There’s an interesting article in Crikey today by Charles Richardson, reporting that – seemingly unnoticed by the national media – the Tasmanian parliament reached agreement last week to restore the number of members in the lower house to 35. That had been the case prior to 1998, when a deal between Labor and Liberal reduced the number of seats to 25 to make it quotas per seat higher, and thus third party representation less likely. The “no more politicians” argument, which it was sold under, does of course fall down, as Richardson suggests, when it becomes very difficult to have both a Cabinet and a backbench when elections are close.
Richardson makes this point too:
How does this compare with the position in Canberra? Obviously, the Greens are much stronger in Tasmania than nationally; even with their strong result last month, their national vote is only a little over half what it is in Tasmania.
Interestingly, however, that’s because the Tasmanian Greens have mostly soaked up the votes of minor parties and independents. The two major parties don’t do a whole lot better nationally than they do in Tasmania: 75.9% between them in Tasmania; on the latest figures 81.6% federally (even counting the various components of the Coalition together).
So what makes majority government the norm in Canberra but now the exception in Tasmania is basically the difference in voting system. No party (or coalition) has won a majority of the primary vote in a federal election since 1975; no party has even got close since Labor won 49.5% in 1983. If seats won reflected votes cast, the current minority government would not be such a novelty; the major parties would have to adjust to rarely having the numbers in their own right.

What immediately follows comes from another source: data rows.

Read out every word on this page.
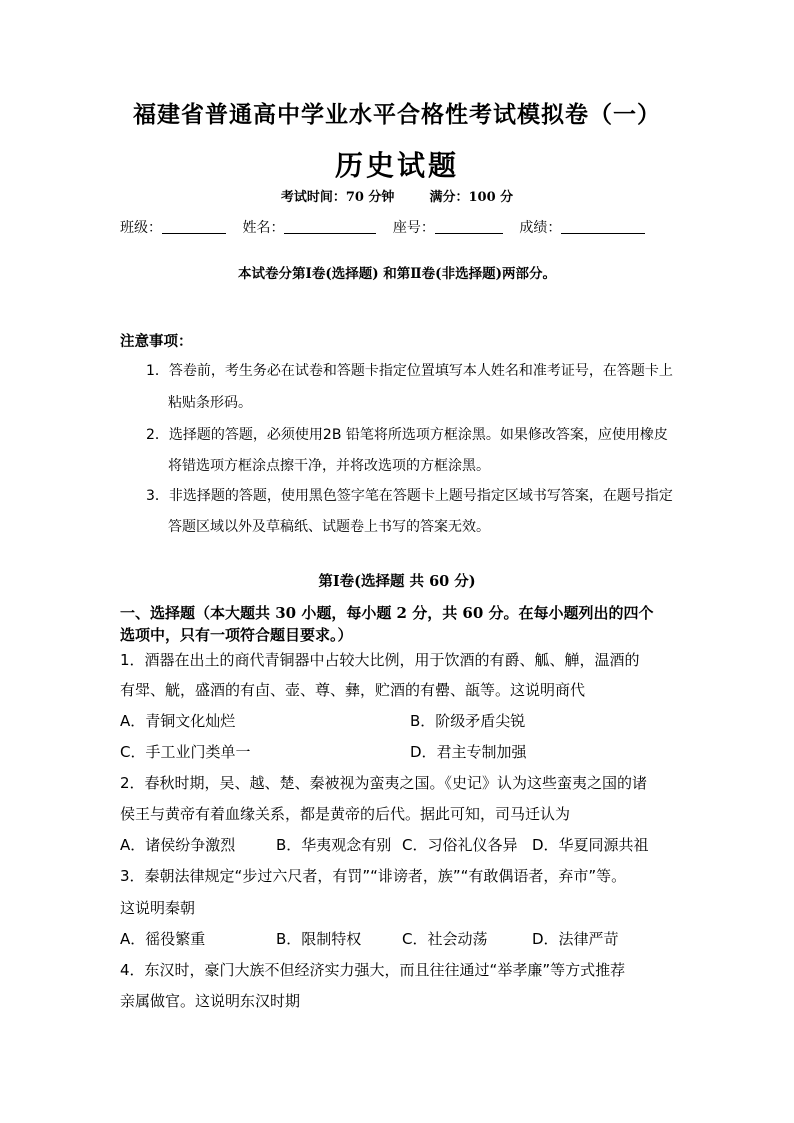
福建省普通高中学业水平合格性考试模拟卷（一）
历史试题
考试时间：70 分钟	满分：100 分
班级：	姓名：	座号：	成绩：
本试卷分第Ⅰ卷(选择题) 和第Ⅱ卷(非选择题)两部分。
注意事项：
1．答卷前，考生务必在试卷和答题卡指定位置填写本人姓名和准考证号，在答题卡上
粘贴条形码。
2．选择题的答题，必须使用2B 铅笔将所选项方框涂黑。如果修改答案，应使用橡皮
将错选项方框涂点擦干净，并将改选项的方框涂黑。
3．非选择题的答题，使用黑色签字笔在答题卡上题号指定区域书写答案，在题号指定
答题区域以外及草稿纸、试题卷上书写的答案无效。
第Ⅰ卷(选择题 共 60 分)
一、选择题（本大题共 30 小题，每小题 2 分，共 60 分。在每小题列出的四个
选项中，只有一项符合题目要求。）
1．酒器在出土的商代青铜器中占较大比例，用于饮酒的有爵、觚、觯，温酒的
有斝、觥，盛酒的有卣、壶、尊、彝，贮酒的有罍、瓿等。这说明商代
A．青铜文化灿烂	B．阶级矛盾尖锐
C．手工业门类单一	D．君主专制加强
2．春秋时期，吴、越、楚、秦被视为蛮夷之国。《史记》认为这些蛮夷之国的诸
侯王与黄帝有着血缘关系，都是黄帝的后代。据此可知，司马迁认为
A．诸侯纷争激烈	B．华夷观念有别 C．习俗礼仪各异 D．华夏同源共祖
3．秦朝法律规定“步过六尺者，有罚”“诽谤者，族”“有敢偶语者，弃市”等。
这说明秦朝
A．徭役繁重	B．限制特权	C．社会动荡	D．法律严苛
4．东汉时，豪门大族不但经济实力强大，而且往往通过“举孝廉”等方式推荐
亲属做官。这说明东汉时期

During this year’s Tasmanian election, which delivered the Greens the balance of power and ultimately two seats in cabinet, Greens leader Nick McKim eschewed the term “hung parliament”, preferring to talk about a “power-sharing parliament”. Now that power sharing has come to Canberra as well, we need more of a debate about whether our electoral system really reflects what voters want, or whether artificially constructed majorities might do more harm than good.
It’s well worth remembering that all the hair pulling and ranting and raving over “indecision” and a “hung parliament” is an artefact not of the voters’ will, but of how the prevailing electoral system misrepresents that will.

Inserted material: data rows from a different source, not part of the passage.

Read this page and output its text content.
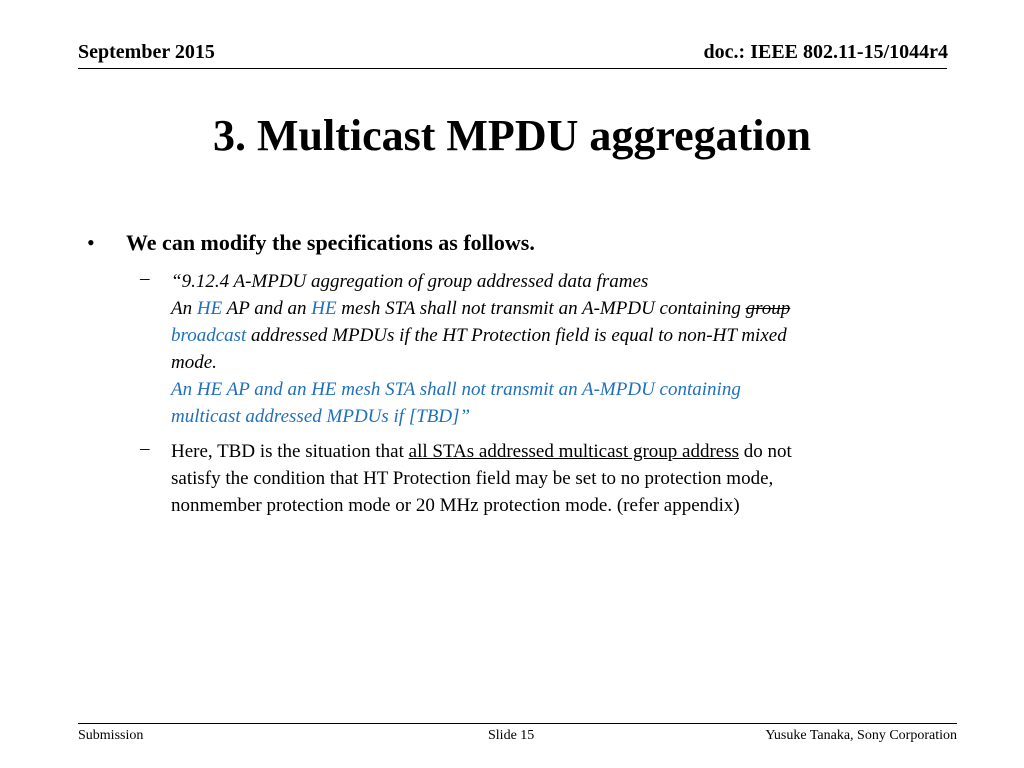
September 2015	doc.: IEEE 802.11-15/1044r4
3. Multicast MPDU aggregation
• We can modify the specifications as follows.
– “9.12.4 A-MPDU aggregation of group addressed data frames
An HE AP and an HE mesh STA shall not transmit an A-MPDU containing group
broadcast addressed MPDUs if the HT Protection field is equal to non-HT mixed
mode.
An HE AP and an HE mesh STA shall not transmit an A-MPDU containing
multicast addressed MPDUs if [TBD]”
– Here, TBD is the situation that all STAs addressed multicast group address do not
satisfy the condition that HT Protection field may be set to no protection mode,
nonmember protection mode or 20 MHz protection mode. (refer appendix)
Submission	Slide 15	Yusuke Tanaka, Sony Corporation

This is a positive change for Tasmania. The reduction in the number of seats was an attempt by Labor and Liberal to lock out the Greens. This signals that the two major parties have accepted the presence of the Greens and the need for a more flexible parliament. Tasmania still needs to reform its anachronistic upper house though.
Good if we could get agreement on an increase in numbers for the ACT House of Assembly – 17 members is just too few to provide for a Ministry, Speaker and proper staffing fo Committees – particularly critical in a unicameral Assembly.
ACT is now well on the way to accepting that a power sharing Assembly is likely to be the norm for the forseeable future.
The difficulty is getting agreement on a formula for representation within the Assembly and then getting it passed by the Federal parliament.
ALP wants 5 electorates with 5 members – Greens want 3 seven member electorates – not sure what the Liberals want
Yet another case of why the mainstream media are next to useless. Isn’t the point of the fourth estate that we aren’t meant to watch everything in order to be informed of important events?
The era of Jim Bacon’s hostility to the Greens is over? Tassie is now in the era of post-Baconian friendliness to the Greens?
Yet AFAICT Tasmanian Labor hasn’t strayed particularly far from the model of politics established by the Great Man.
I think this should be a lesson for all those mainland Laborites who think it’s their sacred duty to stand with the Responsible Centre (aka the MSM and the Coalition) against Bob Brown’s party.